ENTRETIEN. Les effondrements de balcons se sont multipliés ces derniers mois. L'Agence qualité construction (AQC) a été chargée par les pouvoirs publics de rédiger un rapport à ce sujet. Christel Ebner, directrice Observatoire et évaluation des risques de l'AQC, fait le point pour Batiactu sur l'avancée des travaux.
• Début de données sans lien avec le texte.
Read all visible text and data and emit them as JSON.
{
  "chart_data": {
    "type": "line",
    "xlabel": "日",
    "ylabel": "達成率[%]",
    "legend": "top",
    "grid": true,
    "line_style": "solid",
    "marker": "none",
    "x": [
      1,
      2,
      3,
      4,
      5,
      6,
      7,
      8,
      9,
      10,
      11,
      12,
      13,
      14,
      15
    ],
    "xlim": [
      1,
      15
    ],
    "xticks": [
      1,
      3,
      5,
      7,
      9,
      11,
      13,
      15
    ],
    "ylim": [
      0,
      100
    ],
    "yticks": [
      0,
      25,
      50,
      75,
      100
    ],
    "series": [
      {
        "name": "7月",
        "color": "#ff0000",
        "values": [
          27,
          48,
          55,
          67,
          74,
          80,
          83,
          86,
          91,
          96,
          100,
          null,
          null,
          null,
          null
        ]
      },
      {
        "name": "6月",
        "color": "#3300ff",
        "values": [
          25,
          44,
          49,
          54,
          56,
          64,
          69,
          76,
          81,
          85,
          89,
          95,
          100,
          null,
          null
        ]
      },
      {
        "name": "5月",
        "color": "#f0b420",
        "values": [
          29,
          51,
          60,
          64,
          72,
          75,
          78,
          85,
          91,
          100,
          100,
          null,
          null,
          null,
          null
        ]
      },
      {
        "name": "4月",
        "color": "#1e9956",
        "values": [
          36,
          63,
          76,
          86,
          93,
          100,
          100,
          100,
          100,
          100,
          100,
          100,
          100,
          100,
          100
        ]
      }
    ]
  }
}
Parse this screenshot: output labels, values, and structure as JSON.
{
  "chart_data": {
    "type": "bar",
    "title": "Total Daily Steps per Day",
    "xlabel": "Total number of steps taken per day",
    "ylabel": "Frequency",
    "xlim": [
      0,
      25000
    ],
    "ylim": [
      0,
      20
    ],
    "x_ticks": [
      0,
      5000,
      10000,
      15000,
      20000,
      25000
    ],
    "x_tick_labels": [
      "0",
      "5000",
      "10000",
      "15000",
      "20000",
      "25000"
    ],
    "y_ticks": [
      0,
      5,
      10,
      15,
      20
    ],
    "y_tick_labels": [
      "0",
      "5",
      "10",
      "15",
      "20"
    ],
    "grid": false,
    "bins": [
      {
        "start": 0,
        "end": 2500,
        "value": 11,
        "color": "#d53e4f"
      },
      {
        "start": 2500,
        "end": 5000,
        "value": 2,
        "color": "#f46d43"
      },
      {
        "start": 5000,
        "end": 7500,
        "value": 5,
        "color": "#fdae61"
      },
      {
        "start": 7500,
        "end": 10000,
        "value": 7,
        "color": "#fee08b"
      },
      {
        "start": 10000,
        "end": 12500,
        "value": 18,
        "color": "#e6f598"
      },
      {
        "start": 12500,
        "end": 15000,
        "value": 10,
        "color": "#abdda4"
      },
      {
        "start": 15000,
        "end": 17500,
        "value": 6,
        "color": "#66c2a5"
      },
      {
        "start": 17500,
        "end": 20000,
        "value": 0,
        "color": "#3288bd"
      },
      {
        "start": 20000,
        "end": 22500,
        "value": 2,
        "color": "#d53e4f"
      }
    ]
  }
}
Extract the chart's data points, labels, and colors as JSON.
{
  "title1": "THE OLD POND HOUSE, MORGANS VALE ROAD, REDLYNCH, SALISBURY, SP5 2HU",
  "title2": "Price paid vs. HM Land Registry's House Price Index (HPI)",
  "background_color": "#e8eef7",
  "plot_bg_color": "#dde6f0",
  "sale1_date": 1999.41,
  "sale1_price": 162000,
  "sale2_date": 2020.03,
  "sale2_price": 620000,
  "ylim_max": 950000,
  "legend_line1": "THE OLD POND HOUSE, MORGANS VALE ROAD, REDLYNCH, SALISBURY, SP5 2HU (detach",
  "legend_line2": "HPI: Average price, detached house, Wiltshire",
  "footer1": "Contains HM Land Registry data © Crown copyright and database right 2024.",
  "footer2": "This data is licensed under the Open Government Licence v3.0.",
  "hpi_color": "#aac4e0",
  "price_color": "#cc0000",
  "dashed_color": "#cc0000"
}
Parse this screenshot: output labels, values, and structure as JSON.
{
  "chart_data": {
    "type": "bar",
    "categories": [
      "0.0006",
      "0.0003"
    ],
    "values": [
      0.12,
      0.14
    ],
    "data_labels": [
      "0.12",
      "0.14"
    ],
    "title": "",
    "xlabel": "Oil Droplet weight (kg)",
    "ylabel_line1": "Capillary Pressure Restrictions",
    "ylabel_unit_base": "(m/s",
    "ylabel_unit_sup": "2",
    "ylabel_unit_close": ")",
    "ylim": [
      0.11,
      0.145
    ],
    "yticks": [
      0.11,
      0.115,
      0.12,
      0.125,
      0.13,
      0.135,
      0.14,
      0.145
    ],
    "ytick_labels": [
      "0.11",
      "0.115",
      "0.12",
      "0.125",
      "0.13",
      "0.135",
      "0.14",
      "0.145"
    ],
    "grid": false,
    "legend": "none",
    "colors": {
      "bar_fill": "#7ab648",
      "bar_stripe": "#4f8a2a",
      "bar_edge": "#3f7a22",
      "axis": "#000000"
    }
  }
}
En novembre 2017, le ministre de la Cohésion des territoires, Jacques Mézard, a évoqué le lancement par l'AQC d'une étude sur les risques liés aux balcons. Alors que de nouveaux accidents ont eu lieu depuis, Batiactu a contacté l'AQC pour connaître l'avancement des travaux. Christel Ebner, directrice Observatoire et évaluation des risques, fait le point.

 

Batiactu : Où en sont les travaux quant à ce rapport sur les risques liés aux balcons ?

 

Christel Ebner : Nous en sommes au tout début du travail. Un rédacteur expert a été nommé et a récupéré un maximum d'informations sur le sujet pour asseoir l'étude. Nous nommerons ensuite un groupe de travail, qui sera copiloté par le ministère de la Cohésion des territoires, l'AQC et plusieurs membres de l'AQC - car ce sujet fait l'objet de beaucoup d'attention de la part des professionnels. Le copil s'assurera notamment que le travail effectué correspond bien à la demande qui a été faite.

 

 

Batiactu : Quel type d'informations collectez-vous ?

 

Christel Ebner : Nous collectons toutes les informations disponibles concernant la sinistralité réelle liée aux balcons, afin de dégager une série de points de vigilance, par exemple en lien avec les problèmes d'étanchéité, notamment au niveau des seuils de menuiserie, de la solidité, avec présence ou absence de rupteur de pont thermique, des défauts de conception... Nous interrogeons les acteurs impliqués dans les sinistres. Quand l'accident fait l'objet de poursuites judiciaires, nous n'avons bien sûr pas accès à tous les éléments. Sinon, nous pouvons savoir ce qu'il s'est passé. Par ailleurs, nous interrogerons le maximum de parties prenantes du secteur, fabricants, entreprises, bureaux d'études...

 

Batiactu : Ce rapport accouchera-t-il de modifications réglementaires ?

 

Christel Ebner : Nous réaliserons dans un premier temps un guide qui identifiera une série de moyens de prévention pour éviter ce risque. Le ministère, selon les conclusions de notre travail, décidera ensuite si oui ou non il faut intervenir sur la réglementation.

 

Batiactu : Avez-vous ciblé un certain type de bâtiments, par exemple ceux construits dans les années 60-70 ?

 

Christel Ebner : Nous ciblons tous les types de bâtiments. Mais si les informations dont nous disposons nous y conduisent, nous pourrons effectuer un zoom sur une catégorie particulière d'immeubles. C'est aussi à cela que sert le copilotage Etat/AQC.


Batiactu : Quel est le calendrier ?

 

Christel Ebner : La réalisation de ce travail devrait nous prendre de sept à huit mois. Nous envisageons une remise du rapport fin 2018-début 2019. Le ministère de la Cohésion des territoires souhaite aller vite, dans la mesure où ce sujet touche à la sécurité des personnes.